France's 1.2 million interns are one step closer to getting mandatory pay and other benefits after the Senate approved a bill this week that would guarantee them a minimum wage of €523 per month.
Initially the minimum wage in the bill had been set at €436 per month, but senators votedto bring it up to €523. As an alternative to paying more employers can grant interns more restaurant vouchers, that are worth around €8 on average in France.
Interns in France are often seen as being taken advantage of by big companies, who use them to do the job of a normal paid member of staff.
Many postgraduates will be forced to complete several internships, before they have a chance of landing a job.
While the bill must still be ironed out, the Senate's approval and raising of the minimum wage, drew jubilation from France junior minister for higher education and research Geneviève Fioraso.
"This law is a long time coming for the 1.2 million high schoolers and college students who, every year, gain their first work experience via internships," she said, according to AFP. "It's a message of trust and responsibility between stakeholders, companies and host organizations."
Here are the main points of the bill:
- Entitlement to the same benefits as employees: Interns wouldn’t be allowed to work longer hours than employees and they cannot be assigned to "dangerous" tasks. Interns would also be entitled to meal vouchers, paid holidays (vacation) and subsidies towards the cost of taking public transport to work.
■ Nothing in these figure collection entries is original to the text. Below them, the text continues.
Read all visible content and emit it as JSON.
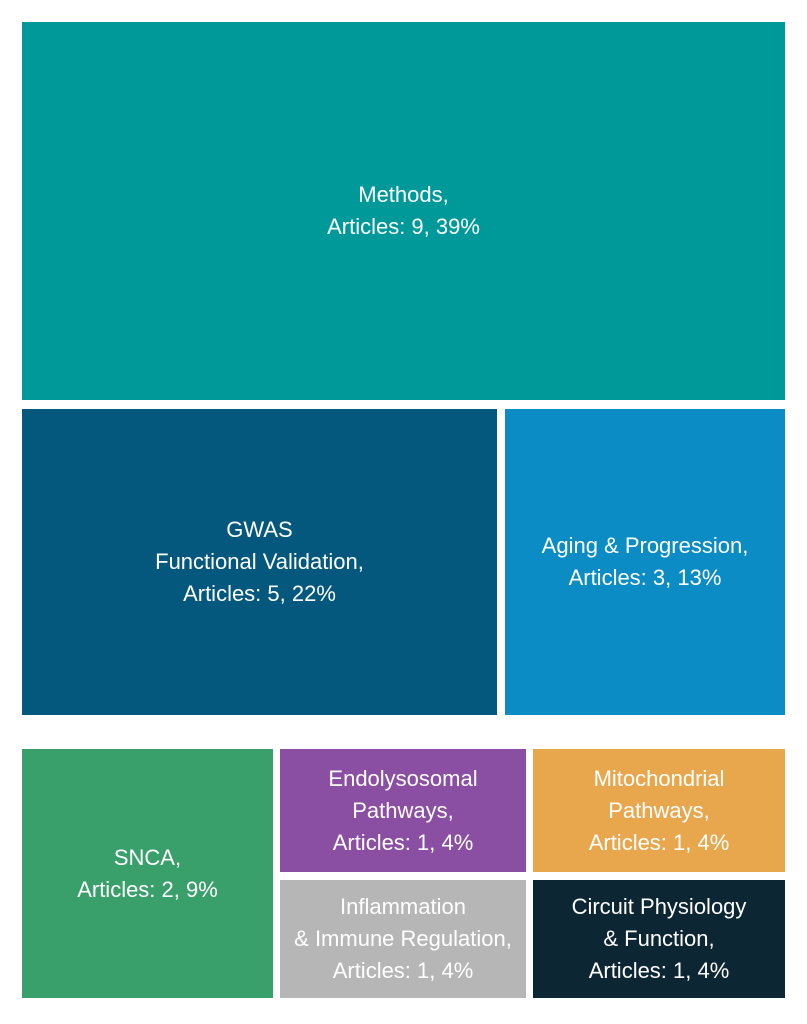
{
  "chart_data": {
    "type": "treemap",
    "items": [
      {
        "name": "Methods,",
        "stat": "Articles: 9, 39%",
        "articles": 9,
        "percent": 39,
        "color": "#009999"
      },
      {
        "name": "GWAS\nFunctional Validation,",
        "stat": "Articles: 5, 22%",
        "articles": 5,
        "percent": 22,
        "color": "#04577d"
      },
      {
        "name": "Aging & Progression,",
        "stat": "Articles: 3, 13%",
        "articles": 3,
        "percent": 13,
        "color": "#0c8cc5"
      },
      {
        "name": "SNCA,",
        "stat": "Articles: 2, 9%",
        "articles": 2,
        "percent": 9,
        "color": "#3aa06b"
      },
      {
        "name": "Endolysosomal\nPathways,",
        "stat": "Articles: 1, 4%",
        "articles": 1,
        "percent": 4,
        "color": "#8a4fa3"
      },
      {
        "name": "Mitochondrial\nPathways,",
        "stat": "Articles: 1, 4%",
        "articles": 1,
        "percent": 4,
        "color": "#e9a74d"
      },
      {
        "name": "Inflammation\n& Immune Regulation,",
        "stat": "Articles: 1, 4%",
        "articles": 1,
        "percent": 4,
        "color": "#b6b6b6"
      },
      {
        "name": "Circuit Physiology\n& Function,",
        "stat": "Articles: 1, 4%",
        "articles": 1,
        "percent": 4,
        "color": "#0d2634"
      }
    ]
  }
}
- Interns to be paid: Pay would be mandatory for any internship. In the initial bill that wage was set at €436 per month for internships over two months, but the Senate raised that to €523 and scrapped the two month rule.
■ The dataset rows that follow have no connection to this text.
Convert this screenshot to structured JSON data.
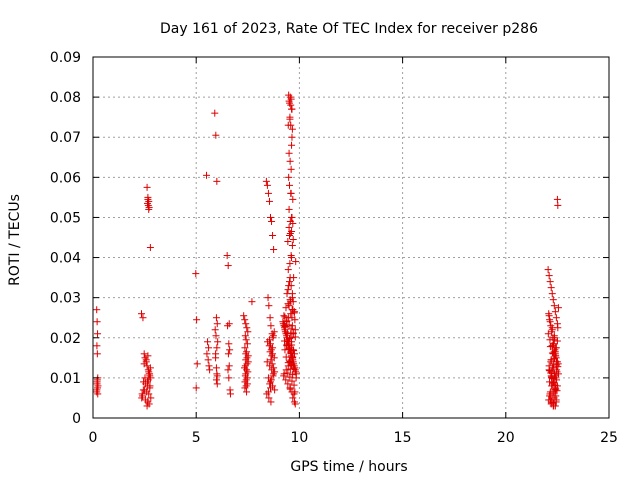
{
  "chart_data": {
    "type": "scatter",
    "title": "Day 161 of 2023, Rate Of TEC Index for receiver p286",
    "xlabel": "GPS time / hours",
    "ylabel": "ROTI / TECUs",
    "xlim": [
      0,
      25
    ],
    "ylim": [
      0,
      0.09
    ],
    "x_ticks": [
      0,
      5,
      10,
      15,
      20,
      25
    ],
    "x_tick_labels": [
      "0",
      "5",
      "10",
      "15",
      "20",
      "25"
    ],
    "y_ticks": [
      0,
      0.01,
      0.02,
      0.03,
      0.04,
      0.05,
      0.06,
      0.07,
      0.08,
      0.09
    ],
    "y_tick_labels": [
      "0",
      "0.01",
      "0.02",
      "0.03",
      "0.04",
      "0.05",
      "0.06",
      "0.07",
      "0.08",
      "0.09"
    ],
    "grid": true,
    "marker": "+",
    "marker_color": "#dd0000",
    "series": [
      {
        "x": [
          0.18,
          0.2,
          0.22,
          0.19,
          0.21,
          0.23,
          0.2,
          0.24,
          0.18,
          0.22,
          0.2,
          0.21,
          0.19,
          0.23,
          2.35,
          2.42,
          2.48,
          2.52,
          2.58,
          2.62,
          2.68,
          2.72,
          2.78,
          2.45,
          2.55,
          2.65,
          2.75,
          2.5,
          2.6,
          2.7,
          2.4,
          2.8,
          2.55,
          2.65,
          2.62,
          2.72,
          2.68,
          2.75,
          2.7,
          2.78,
          2.48,
          2.58,
          2.66,
          2.74,
          2.52,
          2.64,
          2.76,
          2.44,
          2.38,
          2.36,
          2.62,
          2.66,
          2.7,
          2.64,
          2.68,
          2.72,
          2.66,
          2.7,
          2.78,
          4.98,
          5.02,
          5.05,
          5.0,
          5.5,
          5.55,
          5.6,
          5.52,
          5.58,
          5.62,
          5.65,
          5.9,
          5.95,
          6.0,
          5.98,
          6.02,
          5.92,
          5.96,
          6.04,
          6.0,
          5.94,
          5.98,
          6.02,
          5.98,
          6.02,
          6.0,
          5.94,
          6.5,
          6.55,
          6.6,
          6.52,
          6.58,
          6.62,
          6.56,
          6.6,
          6.54,
          6.58,
          6.64,
          6.66,
          7.3,
          7.35,
          7.4,
          7.45,
          7.5,
          7.38,
          7.42,
          7.48,
          7.36,
          7.44,
          7.52,
          7.4,
          7.46,
          7.34,
          7.5,
          7.38,
          7.42,
          7.48,
          7.36,
          7.44,
          7.4,
          7.46,
          7.52,
          7.38,
          7.44,
          7.4,
          7.48,
          7.36,
          7.42,
          7.7,
          8.4,
          8.45,
          8.5,
          8.55,
          8.6,
          8.65,
          8.7,
          8.75,
          8.48,
          8.52,
          8.58,
          8.62,
          8.68,
          8.72,
          8.46,
          8.54,
          8.64,
          8.7,
          8.78,
          8.44,
          8.56,
          8.66,
          8.74,
          8.5,
          8.6,
          8.7,
          8.8,
          8.42,
          8.52,
          8.62,
          8.55,
          8.6,
          8.7,
          8.58,
          8.66,
          8.62,
          8.68,
          8.75,
          8.8,
          8.72,
          8.64,
          8.56,
          8.6,
          8.5,
          8.74,
          8.78,
          9.2,
          9.25,
          9.3,
          9.35,
          9.4,
          9.45,
          9.5,
          9.55,
          9.6,
          9.65,
          9.7,
          9.75,
          9.8,
          9.85,
          9.22,
          9.28,
          9.32,
          9.38,
          9.42,
          9.48,
          9.52,
          9.58,
          9.62,
          9.68,
          9.72,
          9.78,
          9.82,
          9.24,
          9.34,
          9.44,
          9.54,
          9.64,
          9.74,
          9.84,
          9.26,
          9.36,
          9.46,
          9.56,
          9.66,
          9.76,
          9.3,
          9.4,
          9.5,
          9.6,
          9.7,
          9.8,
          9.28,
          9.38,
          9.48,
          9.58,
          9.68,
          9.78,
          9.32,
          9.42,
          9.52,
          9.62,
          9.72,
          9.36,
          9.46,
          9.56,
          9.66,
          9.76,
          9.25,
          9.35,
          9.45,
          9.55,
          9.65,
          9.75,
          9.3,
          9.4,
          9.5,
          9.6,
          9.7,
          9.8,
          9.28,
          9.38,
          9.48,
          9.58,
          9.68,
          9.52,
          9.62,
          9.72,
          9.44,
          9.54,
          9.64,
          9.74,
          9.56,
          9.66,
          9.4,
          9.45,
          9.48,
          9.52,
          9.55,
          9.58,
          9.5,
          9.46,
          9.54,
          9.6,
          9.44,
          9.56,
          9.62,
          9.5,
          9.58,
          9.52,
          9.48,
          9.6,
          9.55,
          9.5,
          9.64,
          9.46,
          9.54,
          9.62,
          9.58,
          9.5,
          9.56,
          9.48,
          9.6,
          9.52,
          9.64,
          9.54,
          9.58,
          9.66,
          9.62,
          9.6,
          9.68,
          9.56,
          9.5,
          9.52,
          9.62,
          9.66,
          9.7,
          9.62,
          9.68,
          9.64,
          9.72,
          9.6,
          9.66,
          9.7,
          9.68,
          9.64,
          9.66,
          9.58,
          9.62,
          9.7,
          9.66,
          9.64,
          9.68,
          9.76,
          9.8,
          9.78,
          9.82,
          22.05,
          22.1,
          22.15,
          22.2,
          22.25,
          22.3,
          22.35,
          22.4,
          22.45,
          22.5,
          22.55,
          22.08,
          22.12,
          22.18,
          22.22,
          22.28,
          22.32,
          22.38,
          22.42,
          22.48,
          22.52,
          22.06,
          22.14,
          22.24,
          22.34,
          22.44,
          22.54,
          22.1,
          22.2,
          22.3,
          22.4,
          22.5,
          22.16,
          22.26,
          22.36,
          22.46,
          22.12,
          22.22,
          22.32,
          22.42,
          22.52,
          22.18,
          22.28,
          22.38,
          22.48,
          22.14,
          22.24,
          22.34,
          22.44,
          22.2,
          22.3,
          22.4,
          22.5,
          22.26,
          22.36,
          22.46,
          22.22,
          22.32,
          22.42,
          22.16,
          22.28,
          22.38,
          22.48,
          22.1,
          22.2,
          22.3,
          22.4,
          22.25,
          22.35,
          22.3,
          22.4,
          22.2,
          22.32,
          22.42,
          22.28,
          22.38,
          22.24,
          22.34,
          22.44,
          22.3,
          22.36,
          22.26,
          22.4,
          22.18,
          22.46,
          22.22,
          22.5,
          22.16,
          22.12,
          22.08,
          22.2,
          22.32,
          22.1,
          22.15,
          22.25,
          22.35,
          22.45,
          22.4,
          22.3,
          22.2,
          22.55,
          22.12,
          22.5,
          22.52
        ],
        "y": [
          0.027,
          0.024,
          0.021,
          0.018,
          0.016,
          0.01,
          0.009,
          0.008,
          0.0065,
          0.0075,
          0.0085,
          0.0095,
          0.007,
          0.006,
          0.026,
          0.025,
          0.016,
          0.015,
          0.014,
          0.013,
          0.012,
          0.011,
          0.01,
          0.009,
          0.0085,
          0.008,
          0.0075,
          0.007,
          0.0065,
          0.006,
          0.0055,
          0.005,
          0.0045,
          0.004,
          0.003,
          0.0035,
          0.0095,
          0.0105,
          0.0115,
          0.0125,
          0.0135,
          0.0145,
          0.0155,
          0.011,
          0.01,
          0.009,
          0.008,
          0.007,
          0.006,
          0.005,
          0.0575,
          0.055,
          0.054,
          0.0535,
          0.053,
          0.0525,
          0.0545,
          0.052,
          0.0425,
          0.036,
          0.0245,
          0.0135,
          0.0075,
          0.0605,
          0.019,
          0.0175,
          0.016,
          0.0145,
          0.013,
          0.012,
          0.076,
          0.0705,
          0.059,
          0.025,
          0.0235,
          0.022,
          0.0205,
          0.019,
          0.0175,
          0.015,
          0.0125,
          0.0105,
          0.0095,
          0.0085,
          0.011,
          0.016,
          0.0405,
          0.038,
          0.0235,
          0.023,
          0.0185,
          0.017,
          0.016,
          0.013,
          0.012,
          0.01,
          0.007,
          0.006,
          0.0255,
          0.0245,
          0.0235,
          0.0225,
          0.0215,
          0.0205,
          0.0195,
          0.0185,
          0.0175,
          0.0165,
          0.0155,
          0.0145,
          0.0135,
          0.0125,
          0.0115,
          0.0105,
          0.0095,
          0.0085,
          0.0075,
          0.0065,
          0.016,
          0.015,
          0.014,
          0.013,
          0.012,
          0.011,
          0.01,
          0.009,
          0.008,
          0.029,
          0.059,
          0.058,
          0.056,
          0.054,
          0.05,
          0.049,
          0.0455,
          0.042,
          0.03,
          0.028,
          0.025,
          0.023,
          0.021,
          0.02,
          0.019,
          0.018,
          0.017,
          0.016,
          0.015,
          0.014,
          0.013,
          0.012,
          0.011,
          0.01,
          0.009,
          0.008,
          0.007,
          0.006,
          0.005,
          0.004,
          0.0195,
          0.0185,
          0.0175,
          0.0165,
          0.0155,
          0.0145,
          0.0135,
          0.0125,
          0.0115,
          0.0105,
          0.0095,
          0.0085,
          0.0075,
          0.0065,
          0.0205,
          0.0215,
          0.024,
          0.023,
          0.022,
          0.021,
          0.02,
          0.019,
          0.018,
          0.017,
          0.016,
          0.015,
          0.014,
          0.013,
          0.012,
          0.011,
          0.0235,
          0.0225,
          0.0215,
          0.0205,
          0.0195,
          0.0185,
          0.0175,
          0.0165,
          0.0155,
          0.0145,
          0.0135,
          0.0125,
          0.0115,
          0.0105,
          0.0095,
          0.0085,
          0.0075,
          0.0065,
          0.006,
          0.01,
          0.011,
          0.012,
          0.013,
          0.014,
          0.015,
          0.016,
          0.017,
          0.018,
          0.019,
          0.02,
          0.021,
          0.022,
          0.023,
          0.024,
          0.025,
          0.026,
          0.027,
          0.0245,
          0.0228,
          0.0212,
          0.0198,
          0.0182,
          0.0168,
          0.0152,
          0.0138,
          0.0122,
          0.0108,
          0.0265,
          0.0255,
          0.0275,
          0.0285,
          0.0295,
          0.027,
          0.0262,
          0.0252,
          0.0242,
          0.0232,
          0.0222,
          0.0212,
          0.0202,
          0.0192,
          0.0182,
          0.0172,
          0.0162,
          0.0152,
          0.0142,
          0.0132,
          0.0122,
          0.0112,
          0.0102,
          0.0092,
          0.0082,
          0.0072,
          0.03,
          0.031,
          0.032,
          0.033,
          0.034,
          0.035,
          0.029,
          0.028,
          0.037,
          0.0385,
          0.0405,
          0.044,
          0.046,
          0.05,
          0.052,
          0.056,
          0.058,
          0.06,
          0.062,
          0.064,
          0.066,
          0.07,
          0.073,
          0.075,
          0.077,
          0.078,
          0.079,
          0.08,
          0.0805,
          0.0795,
          0.0785,
          0.077,
          0.0745,
          0.073,
          0.072,
          0.068,
          0.056,
          0.0545,
          0.049,
          0.0475,
          0.0455,
          0.04,
          0.043,
          0.0445,
          0.0465,
          0.0485,
          0.05,
          0.035,
          0.033,
          0.031,
          0.029,
          0.027,
          0.025,
          0.023,
          0.021,
          0.019,
          0.017,
          0.015,
          0.013,
          0.005,
          0.004,
          0.0035,
          0.0065,
          0.039,
          0.037,
          0.0355,
          0.034,
          0.0325,
          0.031,
          0.0295,
          0.028,
          0.0265,
          0.025,
          0.0235,
          0.0275,
          0.026,
          0.0245,
          0.023,
          0.0215,
          0.02,
          0.0185,
          0.017,
          0.0155,
          0.014,
          0.0225,
          0.021,
          0.0195,
          0.018,
          0.0165,
          0.015,
          0.0135,
          0.012,
          0.0105,
          0.009,
          0.0075,
          0.0192,
          0.0178,
          0.0162,
          0.0148,
          0.0132,
          0.0118,
          0.0102,
          0.0088,
          0.0072,
          0.0128,
          0.0112,
          0.0098,
          0.0082,
          0.0068,
          0.006,
          0.0055,
          0.005,
          0.0045,
          0.004,
          0.0035,
          0.003,
          0.014,
          0.0125,
          0.011,
          0.0095,
          0.008,
          0.0065,
          0.0055,
          0.0045,
          0.0038,
          0.01,
          0.0115,
          0.013,
          0.0145,
          0.016,
          0.0175,
          0.0225,
          0.0205,
          0.0185,
          0.0165,
          0.0145,
          0.0125,
          0.0105,
          0.0085,
          0.007,
          0.006,
          0.005,
          0.004,
          0.003,
          0.02,
          0.018,
          0.016,
          0.014,
          0.012,
          0.01,
          0.008,
          0.0065,
          0.0055,
          0.0045,
          0.0035,
          0.003,
          0.0255,
          0.024,
          0.022,
          0.0195,
          0.0175,
          0.0155,
          0.0135,
          0.0115,
          0.011,
          0.009,
          0.0545,
          0.053
        ]
      }
    ]
  }
}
- Labour laws strengthened: The legislation would extend the powers of French labor inspectors who are tasked with identifying and punishing companies that use internships for essentially undeclared jobs. Another provision would shorten to one month the deadline for France’s labour court to decide if an intern status should be converted to that of an employee.
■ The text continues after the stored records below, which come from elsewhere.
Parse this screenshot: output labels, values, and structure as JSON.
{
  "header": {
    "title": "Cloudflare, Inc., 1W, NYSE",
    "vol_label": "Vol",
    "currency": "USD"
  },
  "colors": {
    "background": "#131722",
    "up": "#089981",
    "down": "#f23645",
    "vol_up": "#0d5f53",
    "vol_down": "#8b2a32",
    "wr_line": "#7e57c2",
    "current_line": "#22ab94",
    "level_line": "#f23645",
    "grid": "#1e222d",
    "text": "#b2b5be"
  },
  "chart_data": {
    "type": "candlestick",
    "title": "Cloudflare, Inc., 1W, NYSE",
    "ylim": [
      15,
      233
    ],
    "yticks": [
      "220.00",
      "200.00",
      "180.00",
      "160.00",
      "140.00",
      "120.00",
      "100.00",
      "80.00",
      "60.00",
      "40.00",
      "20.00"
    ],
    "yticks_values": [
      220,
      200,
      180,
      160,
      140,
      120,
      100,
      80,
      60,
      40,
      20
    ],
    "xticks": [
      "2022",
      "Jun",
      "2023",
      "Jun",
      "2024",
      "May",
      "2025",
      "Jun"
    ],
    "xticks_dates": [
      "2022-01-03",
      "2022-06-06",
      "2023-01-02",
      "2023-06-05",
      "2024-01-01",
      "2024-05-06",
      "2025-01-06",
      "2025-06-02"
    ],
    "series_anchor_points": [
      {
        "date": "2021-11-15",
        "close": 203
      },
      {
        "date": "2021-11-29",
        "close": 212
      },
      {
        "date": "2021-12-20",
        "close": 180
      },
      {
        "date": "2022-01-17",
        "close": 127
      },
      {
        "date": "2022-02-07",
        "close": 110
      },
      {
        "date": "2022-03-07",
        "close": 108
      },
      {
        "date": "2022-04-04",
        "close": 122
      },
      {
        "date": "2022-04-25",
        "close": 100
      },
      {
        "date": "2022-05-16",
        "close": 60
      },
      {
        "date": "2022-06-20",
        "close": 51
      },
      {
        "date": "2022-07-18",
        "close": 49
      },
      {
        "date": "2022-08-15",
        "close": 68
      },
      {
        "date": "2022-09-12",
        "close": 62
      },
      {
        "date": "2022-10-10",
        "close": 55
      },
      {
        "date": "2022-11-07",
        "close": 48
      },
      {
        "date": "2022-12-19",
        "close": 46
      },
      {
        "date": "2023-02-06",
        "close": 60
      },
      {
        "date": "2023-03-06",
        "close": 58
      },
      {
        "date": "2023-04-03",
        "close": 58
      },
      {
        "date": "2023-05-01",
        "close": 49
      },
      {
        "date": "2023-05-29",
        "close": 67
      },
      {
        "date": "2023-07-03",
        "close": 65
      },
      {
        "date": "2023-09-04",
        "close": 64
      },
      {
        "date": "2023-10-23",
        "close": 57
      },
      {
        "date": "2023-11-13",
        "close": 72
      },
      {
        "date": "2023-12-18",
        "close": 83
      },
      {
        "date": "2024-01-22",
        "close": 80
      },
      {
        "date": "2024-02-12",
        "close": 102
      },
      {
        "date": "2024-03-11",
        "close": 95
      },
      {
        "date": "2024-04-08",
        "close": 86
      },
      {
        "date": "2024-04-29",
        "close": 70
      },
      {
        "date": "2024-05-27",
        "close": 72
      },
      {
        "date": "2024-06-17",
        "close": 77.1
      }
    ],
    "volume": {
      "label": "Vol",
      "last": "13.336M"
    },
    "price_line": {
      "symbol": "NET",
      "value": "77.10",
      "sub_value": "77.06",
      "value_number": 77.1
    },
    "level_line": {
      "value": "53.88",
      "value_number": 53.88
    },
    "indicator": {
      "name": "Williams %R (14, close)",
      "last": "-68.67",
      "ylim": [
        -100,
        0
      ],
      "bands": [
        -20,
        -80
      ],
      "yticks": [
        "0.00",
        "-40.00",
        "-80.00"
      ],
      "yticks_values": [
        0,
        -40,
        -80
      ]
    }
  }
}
- Limited number of interns: The bill would set a limit on the number of interns that would be calculated according to the number of employees at a company. The ratio would be set by France’s highest administrative court, the Conseil d’Etat (state council), and is expected to be 10 percent of the company’s workforce. Violations of the limit could be punished with fines.
Conservatives and the business community have been detractors of the legislation for the start with France’s business leaders’ union MEDEF objecting on the claim it will add to “management costs.”
The bill has also drew criticism from a potentially unlikely source. French watchdog group, Génération Précaire, which advocates for better conditions for interns, slammed the legislation for not going far enough.
In a tweet the group previously denounced those behind the proposed law for "refusing to improve the situation for interns."